Whether you have or are interested in joining a lineage society or not, it is often quite exciting to learn that one or more of your ancestors either served in the military or supported the cause. To join either Daughters of the American Revolution (DAR), or Sons of the American Revolution you must prove your lineage to someone who meets the above definition.
Supporting the cause could be as simple as taking an Oath of Allegiance which every state had a version but not every copy still exists. One way to prove allegiance even without the oath or proof of military service is through the state financial records where our ancestors may have sold beef or other items from a farm to support the troops. They may have loaned money, given refuge, or supported through many other means and many of these records do exist if done at the state level.
I know that some of you, like my girlfriend, where it looks like ALL branches immigrated after the Revolution and that is great. Their ancestor knew that things would be better in America than in their homeland.
This process will take time and cause us to use all of our skills to locate. However, for some, it may mean only proving back to a specific descendant of the patriot. For example, my 3rd great-grandfather was Lewis Thomas (1789 – 1860) [i] who married Elizabeth Mixon (1794 – 1863) [ii]in 1810. [iii] We know her father was Redden Mixon because her sister, Mary Mixon, married Lewis’ brother, Banner Thomas. Both Banner and Redden co-signed the marriage bond with Banner on the 4th of July 1808. [iv]
Redden Mixon is already an accepted descendant of Redden’s father, Jesse Mixon (circa 1744 – 1832) within the DAR list of accepted patriots. [v] If you click the link, you will see a red note saying that problems have been found with at least one previous paper. After checking with a DAR registrar, there is a question of lineage but not concerning Redden.
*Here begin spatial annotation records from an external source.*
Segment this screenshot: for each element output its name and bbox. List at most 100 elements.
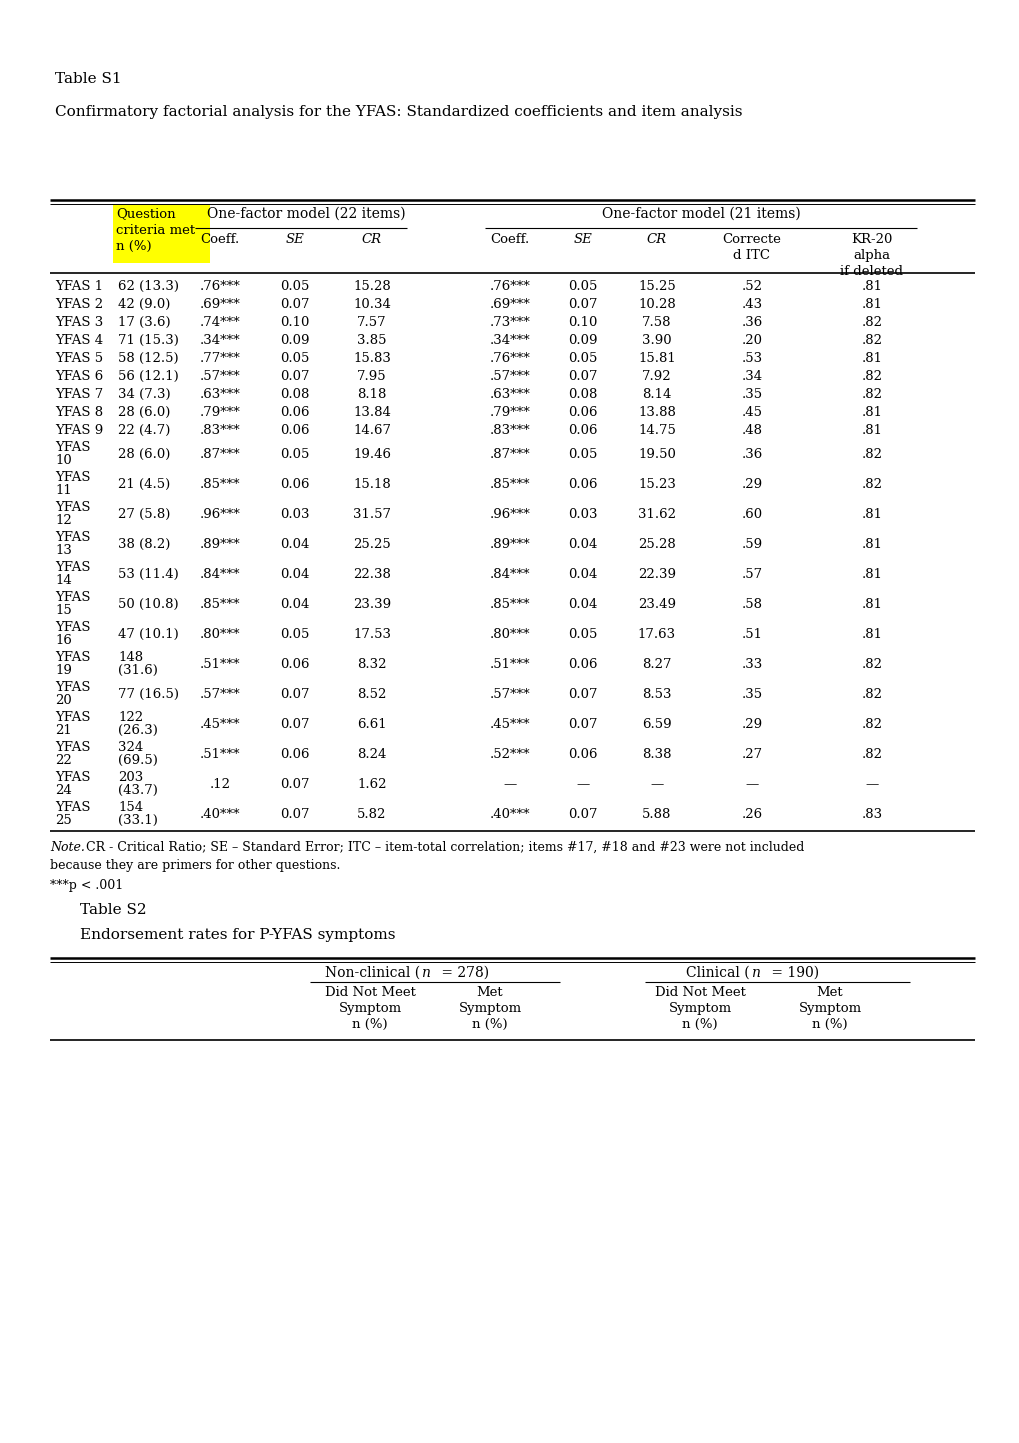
Text: 0.06: 0.06 [568, 424, 597, 437]
Text: .84***: .84*** [489, 569, 530, 582]
Text: .87***: .87*** [200, 447, 240, 460]
Text: CR - Critical Ratio; SE – Standard Error; ITC – item-total correlation; items #1: CR - Critical Ratio; SE – Standard Error… [82, 841, 804, 854]
Text: (31.6): (31.6) [118, 664, 158, 677]
Text: .87***: .87*** [489, 447, 530, 460]
Text: .96***: .96*** [200, 508, 240, 521]
Text: .82: .82 [861, 333, 881, 346]
Text: YFAS: YFAS [55, 442, 91, 455]
Text: 6.61: 6.61 [357, 719, 386, 732]
Text: 0.06: 0.06 [280, 658, 310, 671]
Text: 28 (6.0): 28 (6.0) [118, 447, 170, 460]
Text: 0.05: 0.05 [568, 352, 597, 365]
Text: YFAS 5: YFAS 5 [55, 352, 103, 365]
Text: .81: .81 [861, 405, 881, 418]
Text: YFAS 6: YFAS 6 [55, 369, 103, 382]
Text: YFAS 7: YFAS 7 [55, 388, 103, 401]
Text: Clinical (: Clinical ( [686, 965, 749, 980]
Text: 71 (15.3): 71 (15.3) [118, 333, 178, 346]
Text: 13: 13 [55, 544, 71, 557]
Text: 0.07: 0.07 [280, 299, 310, 312]
Text: 28 (6.0): 28 (6.0) [118, 405, 170, 418]
Text: .40***: .40*** [489, 808, 530, 821]
Text: .82: .82 [861, 688, 881, 701]
Text: 8.14: 8.14 [642, 388, 672, 401]
Text: —: — [576, 778, 589, 791]
Text: .36: .36 [741, 316, 762, 329]
Text: 10: 10 [55, 455, 71, 468]
Text: 7.58: 7.58 [642, 316, 672, 329]
Text: 8.27: 8.27 [642, 658, 672, 671]
Text: .52***: .52*** [489, 747, 530, 760]
Text: YFAS: YFAS [55, 470, 91, 483]
Text: 14: 14 [55, 574, 71, 587]
Text: .45: .45 [741, 405, 762, 418]
Text: .83***: .83*** [200, 424, 240, 437]
Text: .83***: .83*** [489, 424, 530, 437]
Text: (43.7): (43.7) [118, 784, 158, 797]
Text: 23.39: 23.39 [353, 597, 390, 610]
Text: .76***: .76*** [489, 352, 530, 365]
Text: 13.84: 13.84 [353, 405, 390, 418]
Text: .82: .82 [861, 747, 881, 760]
Text: 25.25: 25.25 [353, 538, 390, 551]
Text: 53 (11.4): 53 (11.4) [118, 569, 178, 582]
Text: .57***: .57*** [200, 369, 240, 382]
Text: .36: .36 [741, 447, 762, 460]
Text: 0.07: 0.07 [568, 688, 597, 701]
Text: .79***: .79*** [489, 405, 530, 418]
Text: —: — [745, 778, 758, 791]
Text: 50 (10.8): 50 (10.8) [118, 597, 178, 610]
Text: .63***: .63*** [200, 388, 240, 401]
Text: 3.90: 3.90 [642, 333, 672, 346]
Text: 0.07: 0.07 [280, 808, 310, 821]
Text: 7.57: 7.57 [357, 316, 386, 329]
Text: 0.10: 0.10 [568, 316, 597, 329]
Text: 148: 148 [118, 651, 143, 664]
Text: .52: .52 [741, 280, 762, 293]
Text: 8.24: 8.24 [357, 747, 386, 760]
Text: .58: .58 [741, 597, 762, 610]
Text: (26.3): (26.3) [118, 724, 158, 737]
Text: .81: .81 [861, 538, 881, 551]
Text: 12: 12 [55, 514, 71, 527]
Text: 47 (10.1): 47 (10.1) [118, 628, 178, 641]
Text: 5.82: 5.82 [357, 808, 386, 821]
Text: .81: .81 [861, 569, 881, 582]
Text: .45***: .45*** [489, 719, 530, 732]
Text: 1.62: 1.62 [357, 778, 386, 791]
Text: One-factor model (21 items): One-factor model (21 items) [601, 206, 800, 221]
Text: 19.46: 19.46 [353, 447, 390, 460]
Text: 5.88: 5.88 [642, 808, 672, 821]
Text: —: — [503, 778, 516, 791]
Text: Confirmatory factorial analysis for the YFAS: Standardized coefficients and item: Confirmatory factorial analysis for the … [55, 105, 742, 118]
Text: YFAS: YFAS [55, 501, 91, 514]
Text: Did Not Meet
Symptom
n (%): Did Not Meet Symptom n (%) [654, 986, 745, 1030]
Text: .83: .83 [861, 808, 881, 821]
Text: .82: .82 [861, 658, 881, 671]
Text: .76***: .76*** [489, 280, 530, 293]
Text: 0.06: 0.06 [280, 478, 310, 491]
Text: 16: 16 [55, 633, 71, 646]
Text: .48: .48 [741, 424, 762, 437]
Text: 3.85: 3.85 [357, 333, 386, 346]
Text: 0.06: 0.06 [568, 658, 597, 671]
Text: 0.07: 0.07 [568, 719, 597, 732]
Text: 13.88: 13.88 [638, 405, 676, 418]
Text: 31.57: 31.57 [353, 508, 390, 521]
Text: YFAS: YFAS [55, 592, 91, 605]
Text: .29: .29 [741, 478, 762, 491]
Text: .77***: .77*** [200, 352, 240, 365]
Text: .80***: .80*** [200, 628, 240, 641]
Text: 22.39: 22.39 [637, 569, 676, 582]
Text: 31.62: 31.62 [637, 508, 676, 521]
Text: YFAS: YFAS [55, 771, 91, 784]
Text: —: — [864, 778, 877, 791]
Text: 0.07: 0.07 [568, 808, 597, 821]
Text: n: n [421, 965, 429, 980]
Text: 0.05: 0.05 [280, 447, 310, 460]
Text: 42 (9.0): 42 (9.0) [118, 299, 170, 312]
Text: 58 (12.5): 58 (12.5) [118, 352, 178, 365]
Text: 14.67: 14.67 [353, 424, 390, 437]
Text: .57***: .57*** [489, 688, 530, 701]
Text: Table S1: Table S1 [55, 72, 121, 87]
So all I, or any of my Thomas cousins who descend from either the Lewis and Banner listed above, need to prove is our lineage to Redden.
Do you see how easy that is? However, if you are dealing with a person with a common name or where there were multiple people in the same area or state with the same name, that could require a bit more work. Additionally, some names in the DAR and SAR databases are red-lined for future applicants and may require more genealogical research to prove the lineage.
For me, I find it exciting that I have numerous ancestors who either we know, or are still trying to prove, served on the side of Liberty for all Americans. While that freedom did not come for many people for another 80+ years, the pathway was laid out by our ancestors. You might want to research to see if you can trace any of your lineages to Patriots.
[i] 1860 U. S. Census, Pierce County, Georgia, Mortality Schedule, p. 1, line 16, Lewis Thomas, image, Ancestry.com, (www.Ancestry.com: accessed 3 July 2022), citing NARA Publication T 655, roll 8.
[ii] Find a grave, database and images (www.Findagrave.com: accessed 3 July 2022), memorial # 14914364, Elizabeth (Mixon) Thomas, birth 1795, death 1860.
[iii] Liberty County, Georgia, Marriage Bond, Lewis Thomas and Elizabeth Mixon (18 July 1808), Libery County Probate Court, Hinesville, Liberty County, Georgia, image, FamilySearch.org, (www.FamilySearch.org: accessed 3 July 2022).
[iv] Liberty County, Georgia, Marriage Bond, Banner Thomas and Mary Mixon (4 June 1809), Libery County Probate Court, Hinesville, Liberty County, Georgia, image, FamilySearch.org, (www.FamilySearch.org: accessed 3 July 2022).